Unsafe Abortion: 7 Million Women Treated Globally Each Year

Beth Skwarecki

August 19, 2015

Complications from unsafe abortion resulted in treatment at a hospital or other health facility for an estimated 7 million women worldwide in 2012, or 6.9 of every 1000 women aged 15 to 44 years. That rate rises to 7.4 when excluding countries in which abortion is legal and widely accessible.

The estimates, derived from both health systems data and a nonsystematic review of published studies, come from 26 countries and were published online August 19 in BJOG.

The number of women receiving treatment after unsafe abortions has increased since 2005, when 5 million women were estimated to require health facility treatment. Since then, medical abortions with misoprostol have replaced riskier methods, but the drug is often used incorrectly. Expanded access to healthcare may have increased the proportion of women with complications who were able to access care.

Treatment rates varied from 2.4 per 1000 reproductive-age women in Brazil to 14.6 per 1000 in Pakistan. In Africa, Kenya, Malawi, and Uganda had the highest rates, at 13.4, 10.2, and 11.8, respectively, whereas Ethiopia and Mauritius had very low rates at, 3.2 and 3.9. In Latin America, the Dominican Republic had the highest rate, at 10.3, and Brazil the lowest, at 2.4.

Most of the published studies asked senior health facility staff to estimate the number of women seeking care for complications after the end of a pregnancy, including both abortion and miscarriage. The researchers then estimated the number of miscarriages based on known rates of miscarriage at different ages of gestation, and the assumption that women are more likely to need postmiscarriage care when the miscarriage occurs after 12 weeks. In those cases, the proportion of women who obtain health facility care was assumed to be the same as the proportion of mothers who deliver in a health facility instead of at home. For a handful of African countries in which health facility delivery rates were especially low, investigators assumed that women are more likely to seek care for miscarriage than for birth.

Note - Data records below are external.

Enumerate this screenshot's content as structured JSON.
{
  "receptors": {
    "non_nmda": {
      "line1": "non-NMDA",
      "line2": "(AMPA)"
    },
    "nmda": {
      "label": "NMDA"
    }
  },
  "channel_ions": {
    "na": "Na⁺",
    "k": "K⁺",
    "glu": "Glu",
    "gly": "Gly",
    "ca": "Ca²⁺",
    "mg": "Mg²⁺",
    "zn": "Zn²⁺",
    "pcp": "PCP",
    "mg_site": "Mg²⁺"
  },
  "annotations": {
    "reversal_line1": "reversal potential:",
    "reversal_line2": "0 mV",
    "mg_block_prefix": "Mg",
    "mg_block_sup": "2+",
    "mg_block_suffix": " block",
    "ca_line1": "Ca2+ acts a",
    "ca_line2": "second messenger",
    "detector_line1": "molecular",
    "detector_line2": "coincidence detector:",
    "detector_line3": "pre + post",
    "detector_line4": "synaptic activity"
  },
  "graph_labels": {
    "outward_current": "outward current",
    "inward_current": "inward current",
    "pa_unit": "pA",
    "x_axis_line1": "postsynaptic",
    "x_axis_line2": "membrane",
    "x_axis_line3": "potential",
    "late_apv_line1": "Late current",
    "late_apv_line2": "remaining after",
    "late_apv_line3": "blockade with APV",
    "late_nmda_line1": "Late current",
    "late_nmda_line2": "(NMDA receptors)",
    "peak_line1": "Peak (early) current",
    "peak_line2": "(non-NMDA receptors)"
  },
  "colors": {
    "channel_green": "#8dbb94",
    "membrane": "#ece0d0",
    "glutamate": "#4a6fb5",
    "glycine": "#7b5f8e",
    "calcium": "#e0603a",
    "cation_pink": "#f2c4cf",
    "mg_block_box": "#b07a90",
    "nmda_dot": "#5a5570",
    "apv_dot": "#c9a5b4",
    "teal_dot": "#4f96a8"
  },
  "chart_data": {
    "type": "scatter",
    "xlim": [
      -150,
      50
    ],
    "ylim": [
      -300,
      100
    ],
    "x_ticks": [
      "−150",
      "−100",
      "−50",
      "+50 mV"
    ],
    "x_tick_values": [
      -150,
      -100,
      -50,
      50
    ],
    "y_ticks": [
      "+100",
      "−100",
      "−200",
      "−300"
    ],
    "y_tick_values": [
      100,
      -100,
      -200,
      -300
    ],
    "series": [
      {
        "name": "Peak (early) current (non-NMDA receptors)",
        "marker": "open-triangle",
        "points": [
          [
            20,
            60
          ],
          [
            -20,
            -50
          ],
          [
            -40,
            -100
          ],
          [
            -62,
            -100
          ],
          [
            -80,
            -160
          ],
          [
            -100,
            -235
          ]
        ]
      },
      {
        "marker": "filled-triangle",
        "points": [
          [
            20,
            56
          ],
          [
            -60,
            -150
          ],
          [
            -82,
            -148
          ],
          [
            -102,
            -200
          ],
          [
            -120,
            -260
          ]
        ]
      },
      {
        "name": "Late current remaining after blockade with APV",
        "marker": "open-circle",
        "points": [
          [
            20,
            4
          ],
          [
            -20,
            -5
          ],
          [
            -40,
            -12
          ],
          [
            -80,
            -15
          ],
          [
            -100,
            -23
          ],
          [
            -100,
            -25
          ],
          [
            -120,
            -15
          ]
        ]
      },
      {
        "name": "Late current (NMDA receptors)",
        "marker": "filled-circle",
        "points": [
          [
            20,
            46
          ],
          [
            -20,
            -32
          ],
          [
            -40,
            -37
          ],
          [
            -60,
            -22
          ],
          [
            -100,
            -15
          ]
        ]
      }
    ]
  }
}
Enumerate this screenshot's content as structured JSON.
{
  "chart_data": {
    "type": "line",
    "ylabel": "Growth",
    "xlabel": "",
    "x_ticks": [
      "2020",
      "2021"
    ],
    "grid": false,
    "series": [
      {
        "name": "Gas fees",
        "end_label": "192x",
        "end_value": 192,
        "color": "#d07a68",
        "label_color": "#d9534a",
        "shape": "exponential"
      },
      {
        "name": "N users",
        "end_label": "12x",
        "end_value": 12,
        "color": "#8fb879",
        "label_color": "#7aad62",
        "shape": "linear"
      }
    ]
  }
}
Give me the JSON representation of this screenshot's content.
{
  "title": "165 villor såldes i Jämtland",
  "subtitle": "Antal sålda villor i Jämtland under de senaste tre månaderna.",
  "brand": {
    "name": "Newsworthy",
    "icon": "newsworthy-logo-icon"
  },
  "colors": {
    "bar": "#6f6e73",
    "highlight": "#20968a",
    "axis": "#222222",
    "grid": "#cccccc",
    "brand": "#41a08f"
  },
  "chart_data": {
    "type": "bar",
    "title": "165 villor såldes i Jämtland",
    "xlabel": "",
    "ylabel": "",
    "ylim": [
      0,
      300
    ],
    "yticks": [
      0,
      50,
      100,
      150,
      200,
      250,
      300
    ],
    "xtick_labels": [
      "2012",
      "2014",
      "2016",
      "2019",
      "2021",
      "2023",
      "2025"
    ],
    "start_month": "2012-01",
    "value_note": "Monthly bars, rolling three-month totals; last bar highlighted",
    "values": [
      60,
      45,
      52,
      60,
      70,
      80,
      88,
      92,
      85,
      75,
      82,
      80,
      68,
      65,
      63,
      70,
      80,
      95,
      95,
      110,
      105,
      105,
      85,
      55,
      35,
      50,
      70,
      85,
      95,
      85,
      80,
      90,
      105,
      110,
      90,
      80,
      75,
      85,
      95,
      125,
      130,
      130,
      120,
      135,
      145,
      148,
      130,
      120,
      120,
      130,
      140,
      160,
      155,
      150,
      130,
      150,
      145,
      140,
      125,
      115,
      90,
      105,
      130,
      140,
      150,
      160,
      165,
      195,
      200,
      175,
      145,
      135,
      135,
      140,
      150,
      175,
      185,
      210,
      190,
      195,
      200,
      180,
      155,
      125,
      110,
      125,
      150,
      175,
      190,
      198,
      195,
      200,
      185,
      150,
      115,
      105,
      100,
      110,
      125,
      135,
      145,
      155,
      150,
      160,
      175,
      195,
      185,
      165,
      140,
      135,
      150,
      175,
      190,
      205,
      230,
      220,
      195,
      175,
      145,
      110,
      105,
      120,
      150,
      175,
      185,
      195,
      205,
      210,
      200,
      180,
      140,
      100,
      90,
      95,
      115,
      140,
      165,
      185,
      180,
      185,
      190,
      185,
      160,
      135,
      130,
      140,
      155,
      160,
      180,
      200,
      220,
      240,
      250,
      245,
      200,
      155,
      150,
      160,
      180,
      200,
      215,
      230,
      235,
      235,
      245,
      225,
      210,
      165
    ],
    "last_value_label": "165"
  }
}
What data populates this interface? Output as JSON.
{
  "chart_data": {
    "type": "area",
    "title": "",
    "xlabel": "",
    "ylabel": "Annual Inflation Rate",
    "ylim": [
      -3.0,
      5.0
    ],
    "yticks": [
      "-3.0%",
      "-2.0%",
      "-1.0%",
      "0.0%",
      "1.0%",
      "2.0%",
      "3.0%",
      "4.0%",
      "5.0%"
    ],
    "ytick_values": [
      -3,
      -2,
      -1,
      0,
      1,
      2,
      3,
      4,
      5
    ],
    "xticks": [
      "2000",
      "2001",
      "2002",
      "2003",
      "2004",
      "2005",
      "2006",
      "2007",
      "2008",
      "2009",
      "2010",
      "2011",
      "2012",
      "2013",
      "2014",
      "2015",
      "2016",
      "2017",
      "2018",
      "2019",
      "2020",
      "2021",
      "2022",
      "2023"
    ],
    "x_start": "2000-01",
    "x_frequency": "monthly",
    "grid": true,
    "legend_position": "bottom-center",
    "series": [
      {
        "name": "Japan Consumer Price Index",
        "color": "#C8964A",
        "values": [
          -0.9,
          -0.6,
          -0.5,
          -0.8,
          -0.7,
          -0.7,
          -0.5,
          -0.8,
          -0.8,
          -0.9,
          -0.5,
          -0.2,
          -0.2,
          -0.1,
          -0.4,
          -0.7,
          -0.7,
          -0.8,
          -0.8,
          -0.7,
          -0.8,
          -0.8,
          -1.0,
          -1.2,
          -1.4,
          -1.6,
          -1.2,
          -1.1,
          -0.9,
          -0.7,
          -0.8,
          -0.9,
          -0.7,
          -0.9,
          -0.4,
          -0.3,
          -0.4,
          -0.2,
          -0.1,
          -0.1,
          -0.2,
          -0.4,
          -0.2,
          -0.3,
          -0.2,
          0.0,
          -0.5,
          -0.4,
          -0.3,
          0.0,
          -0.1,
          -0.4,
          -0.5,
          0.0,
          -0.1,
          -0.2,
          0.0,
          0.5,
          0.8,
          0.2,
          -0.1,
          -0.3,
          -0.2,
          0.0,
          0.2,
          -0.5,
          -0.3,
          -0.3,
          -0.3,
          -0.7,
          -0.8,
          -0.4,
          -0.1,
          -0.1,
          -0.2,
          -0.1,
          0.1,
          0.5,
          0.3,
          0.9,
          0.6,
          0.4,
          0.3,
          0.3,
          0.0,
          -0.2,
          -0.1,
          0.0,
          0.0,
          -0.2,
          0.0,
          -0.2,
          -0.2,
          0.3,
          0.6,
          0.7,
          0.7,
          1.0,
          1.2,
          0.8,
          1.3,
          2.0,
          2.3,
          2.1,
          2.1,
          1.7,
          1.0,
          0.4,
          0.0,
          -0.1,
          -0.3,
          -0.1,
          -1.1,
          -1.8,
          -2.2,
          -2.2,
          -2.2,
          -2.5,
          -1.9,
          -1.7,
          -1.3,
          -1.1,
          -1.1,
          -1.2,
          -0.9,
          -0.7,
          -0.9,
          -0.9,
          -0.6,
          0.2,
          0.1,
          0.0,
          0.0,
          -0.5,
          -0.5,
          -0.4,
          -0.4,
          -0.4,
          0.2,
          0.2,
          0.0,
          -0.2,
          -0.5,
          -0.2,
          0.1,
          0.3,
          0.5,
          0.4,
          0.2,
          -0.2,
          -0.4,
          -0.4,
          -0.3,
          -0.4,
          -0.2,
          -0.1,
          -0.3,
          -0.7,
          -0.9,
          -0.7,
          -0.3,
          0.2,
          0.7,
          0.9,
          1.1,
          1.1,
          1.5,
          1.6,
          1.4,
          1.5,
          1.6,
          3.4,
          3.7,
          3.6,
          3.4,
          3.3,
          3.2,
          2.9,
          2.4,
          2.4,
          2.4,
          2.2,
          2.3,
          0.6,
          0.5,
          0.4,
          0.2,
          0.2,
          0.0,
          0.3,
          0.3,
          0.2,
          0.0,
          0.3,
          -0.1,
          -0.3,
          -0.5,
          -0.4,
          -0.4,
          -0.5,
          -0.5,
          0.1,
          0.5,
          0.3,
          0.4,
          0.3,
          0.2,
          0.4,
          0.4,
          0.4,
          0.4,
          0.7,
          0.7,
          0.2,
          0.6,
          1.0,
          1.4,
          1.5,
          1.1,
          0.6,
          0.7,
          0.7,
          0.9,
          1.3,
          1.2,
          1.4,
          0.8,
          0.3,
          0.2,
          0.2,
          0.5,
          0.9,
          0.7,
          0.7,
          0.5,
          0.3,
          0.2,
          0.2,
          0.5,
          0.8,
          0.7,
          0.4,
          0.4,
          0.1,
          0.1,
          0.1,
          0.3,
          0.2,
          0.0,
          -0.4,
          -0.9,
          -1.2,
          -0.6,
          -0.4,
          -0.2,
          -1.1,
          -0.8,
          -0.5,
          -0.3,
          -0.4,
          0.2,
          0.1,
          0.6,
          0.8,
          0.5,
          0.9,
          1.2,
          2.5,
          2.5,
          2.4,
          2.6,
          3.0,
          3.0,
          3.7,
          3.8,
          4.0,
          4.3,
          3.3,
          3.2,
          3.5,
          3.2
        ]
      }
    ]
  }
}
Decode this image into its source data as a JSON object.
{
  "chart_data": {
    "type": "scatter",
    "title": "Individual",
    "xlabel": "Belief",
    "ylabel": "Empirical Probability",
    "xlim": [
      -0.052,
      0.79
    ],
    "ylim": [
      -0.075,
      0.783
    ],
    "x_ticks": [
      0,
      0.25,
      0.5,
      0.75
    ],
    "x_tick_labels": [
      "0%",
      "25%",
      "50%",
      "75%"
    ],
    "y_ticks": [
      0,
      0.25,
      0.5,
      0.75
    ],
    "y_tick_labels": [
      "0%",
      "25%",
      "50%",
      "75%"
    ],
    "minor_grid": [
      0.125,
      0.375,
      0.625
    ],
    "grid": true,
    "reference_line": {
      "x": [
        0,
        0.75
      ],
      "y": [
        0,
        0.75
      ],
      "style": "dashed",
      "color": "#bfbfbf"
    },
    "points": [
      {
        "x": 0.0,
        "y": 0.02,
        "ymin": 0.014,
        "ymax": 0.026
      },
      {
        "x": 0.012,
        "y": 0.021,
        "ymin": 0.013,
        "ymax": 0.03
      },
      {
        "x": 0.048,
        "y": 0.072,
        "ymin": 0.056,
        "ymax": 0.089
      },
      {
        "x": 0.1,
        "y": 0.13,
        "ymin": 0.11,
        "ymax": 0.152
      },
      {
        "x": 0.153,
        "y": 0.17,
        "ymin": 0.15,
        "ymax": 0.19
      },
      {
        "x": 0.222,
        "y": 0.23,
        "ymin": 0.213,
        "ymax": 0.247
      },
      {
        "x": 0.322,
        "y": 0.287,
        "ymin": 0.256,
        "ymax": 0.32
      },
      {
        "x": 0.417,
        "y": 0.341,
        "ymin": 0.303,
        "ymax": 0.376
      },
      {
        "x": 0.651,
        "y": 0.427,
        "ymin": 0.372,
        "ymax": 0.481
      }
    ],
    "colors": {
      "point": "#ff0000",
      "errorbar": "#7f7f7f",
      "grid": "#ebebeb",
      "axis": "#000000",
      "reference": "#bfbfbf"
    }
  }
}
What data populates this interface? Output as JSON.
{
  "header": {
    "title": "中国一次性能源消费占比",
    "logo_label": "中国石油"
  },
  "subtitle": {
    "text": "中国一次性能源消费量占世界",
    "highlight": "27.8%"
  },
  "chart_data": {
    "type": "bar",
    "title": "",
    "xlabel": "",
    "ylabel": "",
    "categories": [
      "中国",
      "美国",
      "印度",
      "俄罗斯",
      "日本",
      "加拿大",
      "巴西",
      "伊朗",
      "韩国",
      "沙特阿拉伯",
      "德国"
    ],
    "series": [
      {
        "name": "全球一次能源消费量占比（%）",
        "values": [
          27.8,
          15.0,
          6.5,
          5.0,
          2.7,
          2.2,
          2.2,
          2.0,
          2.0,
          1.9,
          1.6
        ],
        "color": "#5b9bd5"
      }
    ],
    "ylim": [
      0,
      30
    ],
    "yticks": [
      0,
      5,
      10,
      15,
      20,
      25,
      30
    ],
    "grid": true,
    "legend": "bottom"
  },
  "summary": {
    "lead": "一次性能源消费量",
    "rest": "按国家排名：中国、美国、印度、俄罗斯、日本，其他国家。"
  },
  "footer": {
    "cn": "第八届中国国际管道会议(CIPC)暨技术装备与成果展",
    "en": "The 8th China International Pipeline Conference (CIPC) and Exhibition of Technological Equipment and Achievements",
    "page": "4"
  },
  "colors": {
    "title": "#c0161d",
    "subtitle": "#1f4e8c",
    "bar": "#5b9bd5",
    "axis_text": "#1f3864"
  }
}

Ten countries had data on abortion complication rates (International Statistical Classification of Diseases and Related Health Problems, 10th Revision, codes O00 - O08) available from health systems for the years 2009 to 2013. Some of the codes could apply to complications not associated with abortion, such as O02 for other abnormal products of conception, so the investigators adjusted these numbers according to previously published data on how often such complications occur biologically.

"Treatment rates are a function of both the underlying levels of morbidity associated with unsafe [termination of pregnancy], and access to postabortion care at health facilities.... Nevertheless, treatment rates are a useful measure of the load borne by health systems in the developing world from complications caused by unsafe [termination of pregnancy]," write the authors.

On the basis of previous estimates, the authors write, only 60% of women with complications seek care in health facilities, so the number of women experiencing complications may be substantially larger than indicated by the calculations from this study. The mortality rate from unsafe abortion also has fallen in recent years, suggesting that although more women seem to be experiencing complications, fewer of them are severe.

The authors have disclosed no relevant financial relationships.